Clinical Management of Stab Wound Victims PDF Print E-mail
Written by Dr. Niru Prasad   

Introduction

Given the tremendous increase in the crime rate in United States, it is very important for paramedics to learn the basic concept of initial assessment and stabilization of severely injured patients. Trauma is one of the major leading causes of death for Americans under forty and the initial assessment and stabilization of the patient strongly influences the ultimate outcome for the severely traumatized patient. Most jurisdictions require that injuries arising from acts of violence such as gunshot wounds, stab wounds be reported to the local police. A fundamental point to remember regarding blunt and penetrating trauma is that a patient who has been stabbed may also have been beaten and kicked and subsequently has sustained both blunt and penetrating injury to the body. Pathophysiology of the stab wound.

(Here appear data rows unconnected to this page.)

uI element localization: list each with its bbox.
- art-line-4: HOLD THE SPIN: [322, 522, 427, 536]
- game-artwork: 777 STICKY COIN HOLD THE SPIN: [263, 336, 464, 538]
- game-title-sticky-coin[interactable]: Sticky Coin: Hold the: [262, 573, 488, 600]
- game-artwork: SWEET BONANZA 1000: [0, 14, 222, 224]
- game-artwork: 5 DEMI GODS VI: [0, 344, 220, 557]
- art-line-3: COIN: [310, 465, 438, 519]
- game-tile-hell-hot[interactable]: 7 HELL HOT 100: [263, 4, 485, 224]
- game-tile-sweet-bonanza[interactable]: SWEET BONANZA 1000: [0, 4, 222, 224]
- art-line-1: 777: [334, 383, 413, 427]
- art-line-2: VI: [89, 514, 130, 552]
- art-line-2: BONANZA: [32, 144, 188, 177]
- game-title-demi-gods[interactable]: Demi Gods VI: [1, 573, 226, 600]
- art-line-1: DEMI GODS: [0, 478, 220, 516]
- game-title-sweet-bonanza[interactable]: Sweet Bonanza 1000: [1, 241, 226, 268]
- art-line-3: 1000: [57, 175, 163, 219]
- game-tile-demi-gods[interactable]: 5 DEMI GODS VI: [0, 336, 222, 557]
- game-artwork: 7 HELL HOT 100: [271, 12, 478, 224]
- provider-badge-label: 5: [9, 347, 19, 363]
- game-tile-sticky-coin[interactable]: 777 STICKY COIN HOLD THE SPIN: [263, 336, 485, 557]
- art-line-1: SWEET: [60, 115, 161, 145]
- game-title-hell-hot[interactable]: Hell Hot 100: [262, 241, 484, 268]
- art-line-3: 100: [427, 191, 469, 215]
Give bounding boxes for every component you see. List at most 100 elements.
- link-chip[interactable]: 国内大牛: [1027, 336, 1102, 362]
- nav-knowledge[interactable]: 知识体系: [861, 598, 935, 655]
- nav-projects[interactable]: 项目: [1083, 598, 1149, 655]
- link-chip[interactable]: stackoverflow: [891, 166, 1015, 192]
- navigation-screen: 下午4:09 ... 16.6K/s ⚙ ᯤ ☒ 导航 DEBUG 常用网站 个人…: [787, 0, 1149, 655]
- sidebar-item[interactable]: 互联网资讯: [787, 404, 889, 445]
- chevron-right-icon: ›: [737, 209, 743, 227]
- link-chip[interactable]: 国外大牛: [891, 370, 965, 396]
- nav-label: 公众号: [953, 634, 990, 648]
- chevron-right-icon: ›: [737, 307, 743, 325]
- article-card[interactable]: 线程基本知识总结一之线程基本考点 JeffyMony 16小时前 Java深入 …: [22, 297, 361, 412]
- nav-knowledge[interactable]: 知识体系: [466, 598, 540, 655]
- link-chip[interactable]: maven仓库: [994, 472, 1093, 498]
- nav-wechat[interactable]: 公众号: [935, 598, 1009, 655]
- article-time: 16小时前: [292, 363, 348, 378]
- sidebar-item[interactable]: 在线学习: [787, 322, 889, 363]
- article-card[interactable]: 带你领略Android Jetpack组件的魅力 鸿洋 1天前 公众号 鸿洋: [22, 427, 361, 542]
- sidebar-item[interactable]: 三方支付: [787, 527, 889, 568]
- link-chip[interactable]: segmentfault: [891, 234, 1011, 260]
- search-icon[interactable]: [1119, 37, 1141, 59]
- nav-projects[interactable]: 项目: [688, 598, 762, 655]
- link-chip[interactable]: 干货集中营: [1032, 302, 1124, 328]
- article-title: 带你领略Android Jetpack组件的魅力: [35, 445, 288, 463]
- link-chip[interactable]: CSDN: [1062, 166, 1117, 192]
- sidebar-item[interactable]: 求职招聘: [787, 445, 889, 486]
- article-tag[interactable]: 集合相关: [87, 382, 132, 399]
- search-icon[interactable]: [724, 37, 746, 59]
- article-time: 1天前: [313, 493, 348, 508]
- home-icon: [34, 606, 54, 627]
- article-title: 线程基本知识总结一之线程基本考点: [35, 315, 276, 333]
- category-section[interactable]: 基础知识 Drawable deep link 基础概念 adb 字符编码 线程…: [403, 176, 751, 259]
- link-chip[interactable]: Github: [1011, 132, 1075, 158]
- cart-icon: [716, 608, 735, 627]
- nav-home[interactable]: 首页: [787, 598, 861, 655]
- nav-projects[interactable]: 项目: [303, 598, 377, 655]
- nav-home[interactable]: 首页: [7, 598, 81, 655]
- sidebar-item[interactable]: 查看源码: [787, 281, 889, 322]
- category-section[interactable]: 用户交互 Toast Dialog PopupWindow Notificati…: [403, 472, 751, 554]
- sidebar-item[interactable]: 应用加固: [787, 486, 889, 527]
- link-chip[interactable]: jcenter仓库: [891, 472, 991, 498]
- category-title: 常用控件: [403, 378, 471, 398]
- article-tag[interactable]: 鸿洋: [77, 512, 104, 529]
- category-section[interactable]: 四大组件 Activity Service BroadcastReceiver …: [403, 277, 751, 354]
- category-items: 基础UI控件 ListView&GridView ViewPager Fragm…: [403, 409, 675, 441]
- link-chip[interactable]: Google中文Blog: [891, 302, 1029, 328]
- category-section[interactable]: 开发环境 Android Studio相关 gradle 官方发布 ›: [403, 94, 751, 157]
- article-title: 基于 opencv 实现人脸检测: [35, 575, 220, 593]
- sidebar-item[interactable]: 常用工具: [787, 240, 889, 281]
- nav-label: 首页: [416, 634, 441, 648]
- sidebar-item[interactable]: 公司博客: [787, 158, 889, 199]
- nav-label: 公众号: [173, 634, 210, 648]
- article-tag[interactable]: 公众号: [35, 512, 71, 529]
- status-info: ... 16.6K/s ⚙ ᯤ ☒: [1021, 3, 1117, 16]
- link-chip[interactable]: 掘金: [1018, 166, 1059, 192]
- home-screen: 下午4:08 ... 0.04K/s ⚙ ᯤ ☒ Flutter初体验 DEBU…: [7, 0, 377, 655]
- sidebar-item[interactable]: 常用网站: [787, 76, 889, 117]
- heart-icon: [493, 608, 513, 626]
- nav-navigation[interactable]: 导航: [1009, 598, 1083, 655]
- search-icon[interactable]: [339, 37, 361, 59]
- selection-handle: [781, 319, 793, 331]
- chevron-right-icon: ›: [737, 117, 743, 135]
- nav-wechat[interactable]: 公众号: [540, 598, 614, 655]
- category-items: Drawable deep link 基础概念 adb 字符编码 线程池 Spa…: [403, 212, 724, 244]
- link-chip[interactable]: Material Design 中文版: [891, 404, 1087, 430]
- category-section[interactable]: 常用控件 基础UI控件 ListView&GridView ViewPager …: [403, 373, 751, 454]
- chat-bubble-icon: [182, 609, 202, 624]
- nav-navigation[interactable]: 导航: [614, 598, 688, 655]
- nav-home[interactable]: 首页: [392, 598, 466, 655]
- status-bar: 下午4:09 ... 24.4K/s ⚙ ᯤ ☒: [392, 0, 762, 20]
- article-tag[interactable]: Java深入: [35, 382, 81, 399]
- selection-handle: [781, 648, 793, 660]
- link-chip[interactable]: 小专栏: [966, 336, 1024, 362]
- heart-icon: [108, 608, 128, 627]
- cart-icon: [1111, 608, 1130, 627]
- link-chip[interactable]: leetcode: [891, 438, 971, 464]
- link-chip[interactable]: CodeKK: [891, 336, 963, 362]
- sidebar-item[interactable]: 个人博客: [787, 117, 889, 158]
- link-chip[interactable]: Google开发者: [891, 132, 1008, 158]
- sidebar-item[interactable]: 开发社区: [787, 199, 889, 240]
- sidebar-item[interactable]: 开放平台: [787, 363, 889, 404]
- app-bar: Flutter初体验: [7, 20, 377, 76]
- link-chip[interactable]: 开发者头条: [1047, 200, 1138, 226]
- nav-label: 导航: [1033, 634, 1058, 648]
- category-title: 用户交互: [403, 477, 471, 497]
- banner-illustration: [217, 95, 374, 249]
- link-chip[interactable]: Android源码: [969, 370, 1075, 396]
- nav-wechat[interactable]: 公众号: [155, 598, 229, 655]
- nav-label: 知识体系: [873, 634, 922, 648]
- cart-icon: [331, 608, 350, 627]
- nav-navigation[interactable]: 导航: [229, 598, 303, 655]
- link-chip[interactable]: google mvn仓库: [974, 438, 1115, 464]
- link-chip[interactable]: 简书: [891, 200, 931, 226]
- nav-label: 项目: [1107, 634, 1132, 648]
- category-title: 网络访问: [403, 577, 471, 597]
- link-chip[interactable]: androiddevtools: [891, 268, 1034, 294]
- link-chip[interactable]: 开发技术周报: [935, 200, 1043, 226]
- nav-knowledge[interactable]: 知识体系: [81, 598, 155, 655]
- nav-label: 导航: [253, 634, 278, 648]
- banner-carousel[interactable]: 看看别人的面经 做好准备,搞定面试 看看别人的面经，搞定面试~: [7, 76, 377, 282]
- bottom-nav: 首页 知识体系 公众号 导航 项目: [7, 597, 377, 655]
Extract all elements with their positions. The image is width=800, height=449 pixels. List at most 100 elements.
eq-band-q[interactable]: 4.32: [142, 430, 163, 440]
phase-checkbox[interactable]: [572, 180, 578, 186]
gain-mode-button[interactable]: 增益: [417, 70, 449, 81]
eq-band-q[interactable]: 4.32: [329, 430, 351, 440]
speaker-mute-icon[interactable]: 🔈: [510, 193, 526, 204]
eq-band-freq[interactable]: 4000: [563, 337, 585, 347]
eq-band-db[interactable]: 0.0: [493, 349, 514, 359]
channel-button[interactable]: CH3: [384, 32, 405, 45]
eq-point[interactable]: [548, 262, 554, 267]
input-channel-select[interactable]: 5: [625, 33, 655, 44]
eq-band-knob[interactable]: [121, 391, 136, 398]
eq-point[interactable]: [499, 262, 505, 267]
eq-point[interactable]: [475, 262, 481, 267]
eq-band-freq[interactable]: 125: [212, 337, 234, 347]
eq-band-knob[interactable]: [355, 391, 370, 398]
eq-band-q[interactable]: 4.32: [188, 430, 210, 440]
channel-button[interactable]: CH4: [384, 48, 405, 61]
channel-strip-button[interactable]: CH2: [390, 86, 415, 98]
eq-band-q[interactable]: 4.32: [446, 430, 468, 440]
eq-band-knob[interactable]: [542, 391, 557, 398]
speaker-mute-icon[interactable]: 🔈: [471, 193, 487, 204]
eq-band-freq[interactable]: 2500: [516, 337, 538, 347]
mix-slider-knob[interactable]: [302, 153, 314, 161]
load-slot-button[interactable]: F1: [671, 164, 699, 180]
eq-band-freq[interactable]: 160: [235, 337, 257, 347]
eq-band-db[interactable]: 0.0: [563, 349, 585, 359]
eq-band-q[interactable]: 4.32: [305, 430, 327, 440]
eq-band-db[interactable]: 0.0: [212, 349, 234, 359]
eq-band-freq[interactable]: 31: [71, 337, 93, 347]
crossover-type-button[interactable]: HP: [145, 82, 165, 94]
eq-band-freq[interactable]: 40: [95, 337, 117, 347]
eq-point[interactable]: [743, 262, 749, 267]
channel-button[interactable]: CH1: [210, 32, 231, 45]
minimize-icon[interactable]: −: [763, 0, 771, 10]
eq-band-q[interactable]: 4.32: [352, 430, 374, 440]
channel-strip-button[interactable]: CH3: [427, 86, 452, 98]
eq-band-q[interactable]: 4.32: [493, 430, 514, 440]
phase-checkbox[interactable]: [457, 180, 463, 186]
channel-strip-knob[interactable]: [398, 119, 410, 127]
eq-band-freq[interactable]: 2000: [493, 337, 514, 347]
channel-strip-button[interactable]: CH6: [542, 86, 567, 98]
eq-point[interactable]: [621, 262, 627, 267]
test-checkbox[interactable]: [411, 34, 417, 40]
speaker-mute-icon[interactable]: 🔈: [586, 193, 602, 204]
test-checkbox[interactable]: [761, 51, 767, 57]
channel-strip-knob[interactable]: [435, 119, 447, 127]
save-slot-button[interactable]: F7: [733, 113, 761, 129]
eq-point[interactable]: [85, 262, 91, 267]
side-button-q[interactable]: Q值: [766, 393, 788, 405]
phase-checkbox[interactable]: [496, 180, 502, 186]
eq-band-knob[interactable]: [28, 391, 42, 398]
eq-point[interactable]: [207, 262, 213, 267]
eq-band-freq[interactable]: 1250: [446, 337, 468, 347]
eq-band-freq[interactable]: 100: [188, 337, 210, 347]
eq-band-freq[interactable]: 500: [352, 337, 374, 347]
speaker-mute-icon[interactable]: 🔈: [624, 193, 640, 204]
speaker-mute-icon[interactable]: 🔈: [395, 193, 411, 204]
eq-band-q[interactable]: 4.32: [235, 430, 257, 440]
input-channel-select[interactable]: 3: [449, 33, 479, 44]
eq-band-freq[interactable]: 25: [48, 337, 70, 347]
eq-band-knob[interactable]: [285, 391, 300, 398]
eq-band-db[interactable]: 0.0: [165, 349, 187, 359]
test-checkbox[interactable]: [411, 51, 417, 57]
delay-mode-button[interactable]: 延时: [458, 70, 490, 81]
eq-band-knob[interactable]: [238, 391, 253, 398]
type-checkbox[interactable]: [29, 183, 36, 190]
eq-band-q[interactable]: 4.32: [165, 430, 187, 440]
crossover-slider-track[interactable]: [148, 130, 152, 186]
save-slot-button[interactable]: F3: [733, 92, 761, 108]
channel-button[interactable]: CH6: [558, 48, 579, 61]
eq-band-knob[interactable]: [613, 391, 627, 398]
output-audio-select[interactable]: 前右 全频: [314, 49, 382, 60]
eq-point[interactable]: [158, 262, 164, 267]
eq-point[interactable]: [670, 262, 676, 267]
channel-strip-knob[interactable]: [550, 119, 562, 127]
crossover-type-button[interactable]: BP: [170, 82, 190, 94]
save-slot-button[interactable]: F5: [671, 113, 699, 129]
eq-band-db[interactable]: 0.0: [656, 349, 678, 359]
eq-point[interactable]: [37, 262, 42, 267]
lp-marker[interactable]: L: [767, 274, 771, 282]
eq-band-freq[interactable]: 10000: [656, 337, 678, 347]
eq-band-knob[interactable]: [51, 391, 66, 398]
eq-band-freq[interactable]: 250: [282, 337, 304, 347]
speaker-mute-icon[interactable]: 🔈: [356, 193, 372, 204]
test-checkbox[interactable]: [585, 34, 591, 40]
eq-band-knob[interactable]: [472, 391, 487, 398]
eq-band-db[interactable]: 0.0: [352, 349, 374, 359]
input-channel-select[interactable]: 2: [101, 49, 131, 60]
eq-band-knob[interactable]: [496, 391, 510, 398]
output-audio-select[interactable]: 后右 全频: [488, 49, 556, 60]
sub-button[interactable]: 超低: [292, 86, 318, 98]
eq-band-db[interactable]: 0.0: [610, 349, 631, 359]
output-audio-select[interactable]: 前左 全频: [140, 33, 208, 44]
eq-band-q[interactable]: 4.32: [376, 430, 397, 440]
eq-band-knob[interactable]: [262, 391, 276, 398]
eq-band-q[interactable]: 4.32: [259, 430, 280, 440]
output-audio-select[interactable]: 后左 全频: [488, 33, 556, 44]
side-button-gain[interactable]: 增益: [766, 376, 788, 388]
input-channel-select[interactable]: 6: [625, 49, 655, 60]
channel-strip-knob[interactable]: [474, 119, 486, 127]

A. Penetrating injury to the body usually results in a hemorrhage from the penetration to a major vessel or solid organ.

B. Perforation of a segment of bowel or bladder.

The victim usually presents with altered mental status, hypoxia, paralysis, unequal pupils, shock, or active major bleeding. The signs and symptoms depend upon which part of the body is involved. Stab wound to the head and neck area. Penetrating injury to the head causes an altered level of consciousness, which is the hallmark of brain injury. A stab wound to the head area may produce brain contusion, concussion, and massive intracranial hemorrhage due to epidural, subdural, and subarachnoid hemorrhage. All foreign bodies protruding from the skull should be left as they are, since they act like taemponade to control the bleeding. Penetrating injury to the neck area causes:

A. Hemorrhage due to laceration of a major vessel.

B. Paralysis due to damage of the spinal cord or fracture of a cervical vertebra.

C.   Hypoventilation due to paralysis of intercostal muscles and involvement of C3 through C5 spinal cord segments.

Stab Wound to the scalp area causing extensive laceration.

A. Bleeding from a scalp laceration may be extensive, often flap type laceration.

B. The flap should gently be replaced over the wound.

C. Compression is applied with a dry sterile bandage.

D. Once bleeding is controlled, the dressing can be secured with a soft roller bandage.

 

Penetrating injury to the chest.

A stab wound sustained to the chest area may cause tension pneumothorax, open pneumothorax, massive hemothorax, sucking chest wound, flail chest due to fracture ribs, and pericardial tamponade. The victim can also suffer from severe respiratory distress due to hypoxia, which results from:

A. Diminished blood volume due to bleeding.

B. Contusion of the lungs leading to ventilation failure.

C. Changes in the pressure relationship within the pleural space leading to displacement of mediastinal structures and collapse of the lung.

Since hypoxia is the most important feature of chest injury, early intervention is designed to ensure that an adequate amount of oxygen is delivered to the portions of the lung capable of normal ventilation and perfusion. Tension pneumothorax develops when a one- way valve air leak occurs, either from the lung or through the chest wall. The presence of air in the thoracic cavity causes collapse of the lung, mediastinal shift to the opposite side causing interference with venous return, and compression of ventilation to the other lung. Open pneumothorax causes noisy breathing, and bubbling air and blood from the wound.

Massive hemothorax results from the stab wound disrupting the systemic or pulmonary vessel, and occurs with a loss of 1500 cc or more of blood in the chest cavity. The neck veins may be flat due to severe hypovolemia, or distended due to the mechanical effects of the chest cavity full of blood.

Flail chest develops when a segment of the chest wall does not have any bony continuity with the rest of the thoracic cage.

Pericardial tamponade is caused by a stab wound to the anterior chest area. This frequently leads to a collection of blood in the pericardial sac and a rupture of the aorta or cardiac muscle.

Some further potentially lethal chest injuries caused by stab wounds are:

A. Pulmonary contusion.

B. Disruption of the aorta.

C. Tracheobronchial disruption.

D. Esophageal disruption.

E. Traumatic diaphragmatic hernia.

F. Myocardial contusion.

Stab wound to the chest:

A. Penetrating  trauma to the chest

B. The moving object  penetrates through the chest.

C. Cardiac tamponade A penetrating heart wound causes bleeding into the pericardial sac, collection of blood constricts the heart and impairs heart function.

D. Tension pneumothorax stab wound to the chest puncture's the lungs and creates a valve like opening in the chest wall.  The increase in pleural pressure causes mediastinal shift, decrease in cardiac output, and diminished function of the other lung.